Writing is one of those things you either love or hate. For me, writing has never felt like work, even when writing on challenging topics. I love words. I love the rhythmic, musical quality of a well-written sentence.
But even folks like me who enjoy flexing their writing muscles can find the blank page intimidating. When there’s a looming deadline and that flash of fear strikes the pit of my stomach, here are a few of the ways I cope.
- Distract yourself. I’m a big fan of the TV show 30 Rock. There’s a great episode where Jack Donaghy, Vice President of East Coast Television and Microwave Oven Programming, explains The Shower Principle. When he’s hitting a brick wall and is in need of inspiration, Jack takes a shower or sinks a few putts on a mini green to distract himself, allowing his brain to relax and ideas to pop into his head. The Shower Principle can apply to writing, too. Take a break. Watch a cute baby animal video. Distract yourself for a few minutes and see what kind of ideas shake themselves loose.
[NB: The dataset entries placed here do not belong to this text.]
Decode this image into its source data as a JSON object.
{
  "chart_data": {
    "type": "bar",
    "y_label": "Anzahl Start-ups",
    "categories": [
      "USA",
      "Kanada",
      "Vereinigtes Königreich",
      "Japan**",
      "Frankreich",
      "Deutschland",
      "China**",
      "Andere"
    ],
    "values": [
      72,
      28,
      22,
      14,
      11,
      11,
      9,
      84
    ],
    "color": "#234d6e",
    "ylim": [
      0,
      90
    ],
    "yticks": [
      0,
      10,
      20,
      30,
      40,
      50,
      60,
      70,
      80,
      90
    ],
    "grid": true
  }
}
- Go into Zen mode. And by Zen mode, I mean do what you can to banish disruption and distraction. Yes, I realize this might seem to directly contradict point one above, but different types of challenges require different types of solutions. Sometimes I need distraction, but sometimes I need to zone out before I can recalibrate and get back into writing mode. For example, I don’t know that I could have survived my senior year of college without my Moby “Play” CD. It was the perfect mix of atmospheric, ambient music that helped me tune everything else out and concentrate on the task at hand. Moby, if you’re reading this: My parents and my professors thank you.
- Bribe yourself. Sometimes you just need some extra motivation to get going, whether it’s the promise of a gingerbread latte or sunny walk around the neighborhood. Set a goal – such as, “if I write two good paragraphs, I’ll treat myself to something nice.” Be kind to yourself.
- Rest on your laurels – for just a minute. When I’m grappling with a tough assignment and I’m feeling less than confident, sometimes I like to take a minute or two to go back and re-read something I thought was an impossible task at the outset. It’s a good reminder that yes, I can do this project, too, however daunting it might seem at the moment.
And if you still find that your wheels are spinning…
- Just dive in. Really. Sometimes the best way to end up with something you’re proud of is to just start writing and see where it takes you. Get some ideas onto the page and roll with it. Free form. You might be surprised where you end up.